Yunus was forced to resign as founding managing director in 2011 by the Hasina government on the pretext of his age – over 60 years – despite the fact that private banks have no upper age limit to force retirement. He challenged the move in court but lost when the court ruled that the bank was a government institution and not a private bank owned by its lenders, as Yunus and his lawyers maintained. Although the government was successful in removing him from the bank, he continues to lead a number of sister organizations with the Grameen tag.
The recent controversy started when the government formed an inquiry commission last year to scrutinize the bank's legal status and financial transactions, with few probable changes envisioned in the functioning of the institution. Today, the clear implication is that that government representatives will take over policymaking, as in any other state-controlled industrial bank.
Under fire from the opposition, Finance Minister AMA Muhith told Parliament that the government has no intention to change Grameen Bank's structure.
Critics have had a field day pointing out that Bangladesh's government-managed banks are largely badly run and subject to high-level corruption.
"I cannot understand why the government has not formed a commission for nationalized banks, which are in terrible state, and is going after a bank that has won the Nobel Prize," wrote Kamrul Hassan, a Dhaka University professor. "This government had problems with Prof.
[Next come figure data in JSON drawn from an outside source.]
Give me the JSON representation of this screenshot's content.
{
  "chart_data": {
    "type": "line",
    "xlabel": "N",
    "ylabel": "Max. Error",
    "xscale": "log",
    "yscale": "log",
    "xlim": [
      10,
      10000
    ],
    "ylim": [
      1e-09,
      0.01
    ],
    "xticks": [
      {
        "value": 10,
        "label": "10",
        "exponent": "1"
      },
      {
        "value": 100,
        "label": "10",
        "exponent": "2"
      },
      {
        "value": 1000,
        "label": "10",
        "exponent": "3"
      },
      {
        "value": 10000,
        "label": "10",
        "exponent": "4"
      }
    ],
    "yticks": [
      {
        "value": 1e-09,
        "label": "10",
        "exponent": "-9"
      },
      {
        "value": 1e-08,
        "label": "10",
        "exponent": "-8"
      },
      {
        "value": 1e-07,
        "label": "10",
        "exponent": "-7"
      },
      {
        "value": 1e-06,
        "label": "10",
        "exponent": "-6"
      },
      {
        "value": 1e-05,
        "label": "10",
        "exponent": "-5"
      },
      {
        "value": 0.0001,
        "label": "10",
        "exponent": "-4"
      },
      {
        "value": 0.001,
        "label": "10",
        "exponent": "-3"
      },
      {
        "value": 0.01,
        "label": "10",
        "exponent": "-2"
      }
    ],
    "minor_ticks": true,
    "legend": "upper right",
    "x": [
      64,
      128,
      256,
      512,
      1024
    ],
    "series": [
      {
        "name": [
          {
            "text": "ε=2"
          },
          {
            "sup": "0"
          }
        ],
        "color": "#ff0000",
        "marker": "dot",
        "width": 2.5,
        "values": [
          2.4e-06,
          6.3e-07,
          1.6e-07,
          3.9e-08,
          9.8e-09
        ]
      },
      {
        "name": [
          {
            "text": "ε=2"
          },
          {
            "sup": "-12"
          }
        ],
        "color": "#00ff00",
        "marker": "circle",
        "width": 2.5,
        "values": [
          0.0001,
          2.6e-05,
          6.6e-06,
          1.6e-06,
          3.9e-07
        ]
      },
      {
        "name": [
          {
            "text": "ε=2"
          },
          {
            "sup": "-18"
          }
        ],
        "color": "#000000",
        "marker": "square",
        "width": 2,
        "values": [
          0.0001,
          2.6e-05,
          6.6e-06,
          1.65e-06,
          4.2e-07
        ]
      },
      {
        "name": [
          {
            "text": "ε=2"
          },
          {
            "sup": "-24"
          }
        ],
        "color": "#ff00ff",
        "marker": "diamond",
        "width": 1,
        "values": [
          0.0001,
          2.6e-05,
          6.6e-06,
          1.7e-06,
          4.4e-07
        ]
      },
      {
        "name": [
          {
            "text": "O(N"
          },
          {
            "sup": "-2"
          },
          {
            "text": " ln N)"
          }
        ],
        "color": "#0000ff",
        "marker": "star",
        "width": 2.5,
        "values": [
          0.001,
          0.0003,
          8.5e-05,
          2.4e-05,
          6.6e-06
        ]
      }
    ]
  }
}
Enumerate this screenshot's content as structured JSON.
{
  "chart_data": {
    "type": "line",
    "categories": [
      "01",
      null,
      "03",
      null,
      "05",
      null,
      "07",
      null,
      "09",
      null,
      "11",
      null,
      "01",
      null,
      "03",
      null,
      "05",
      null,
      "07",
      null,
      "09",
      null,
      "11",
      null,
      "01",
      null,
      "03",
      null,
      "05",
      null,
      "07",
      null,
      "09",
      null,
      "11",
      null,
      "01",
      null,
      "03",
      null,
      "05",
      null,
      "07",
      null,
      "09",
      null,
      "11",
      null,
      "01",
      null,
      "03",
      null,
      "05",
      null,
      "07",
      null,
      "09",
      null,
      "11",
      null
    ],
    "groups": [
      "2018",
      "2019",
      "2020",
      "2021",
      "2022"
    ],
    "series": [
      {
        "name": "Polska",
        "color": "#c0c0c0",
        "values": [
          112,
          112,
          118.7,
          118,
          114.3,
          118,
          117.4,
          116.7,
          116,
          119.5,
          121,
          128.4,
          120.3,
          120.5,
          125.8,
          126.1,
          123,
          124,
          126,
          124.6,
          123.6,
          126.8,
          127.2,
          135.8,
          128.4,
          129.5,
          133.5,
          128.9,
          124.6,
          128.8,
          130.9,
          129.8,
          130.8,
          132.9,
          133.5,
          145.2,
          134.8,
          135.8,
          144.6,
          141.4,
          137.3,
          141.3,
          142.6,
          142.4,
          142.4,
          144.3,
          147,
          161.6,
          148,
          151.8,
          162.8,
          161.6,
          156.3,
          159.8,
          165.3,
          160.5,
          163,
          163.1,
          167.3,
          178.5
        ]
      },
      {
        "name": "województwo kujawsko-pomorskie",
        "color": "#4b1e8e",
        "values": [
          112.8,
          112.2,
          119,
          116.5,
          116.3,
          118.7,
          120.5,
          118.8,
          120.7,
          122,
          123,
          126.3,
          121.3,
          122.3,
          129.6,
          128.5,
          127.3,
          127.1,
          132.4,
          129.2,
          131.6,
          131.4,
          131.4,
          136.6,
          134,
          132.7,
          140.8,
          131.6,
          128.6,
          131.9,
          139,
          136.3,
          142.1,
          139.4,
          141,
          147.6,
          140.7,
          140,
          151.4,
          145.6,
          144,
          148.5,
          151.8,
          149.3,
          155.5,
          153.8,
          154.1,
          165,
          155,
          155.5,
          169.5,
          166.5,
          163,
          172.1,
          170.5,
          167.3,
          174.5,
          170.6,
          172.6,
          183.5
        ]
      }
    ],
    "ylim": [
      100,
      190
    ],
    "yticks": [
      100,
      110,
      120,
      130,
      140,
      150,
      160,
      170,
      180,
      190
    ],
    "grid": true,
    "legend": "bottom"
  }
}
Yunus, according to people's perceptions. Now that he is no more in the bank, the government should leave the Bank alone and let it function the way it was. If Grameen Bank is fragmented into 19 pieces, as suggested by the commission, what message would it send to the rest of the world? It will ultimately be the people of Bangladesh who will have to pay the price."
"The Central Bank of Bangladesh has never questioned the quality of the bank's management, rather it has praised it each year, Yunus told Asia Sentinel. "The borrowers have been pleased about the way the bank is run. Why has the inquiry commission all of a sudden come up with a bizarre proposal for replacing the bank's legal structure? Will the inquiry commission explain to the people of Bangladesh why a bank that operates with its citizens' own money surrender 51 percent or more of its shares to the government, knowing fully well that will be extremely risky, to say the least?"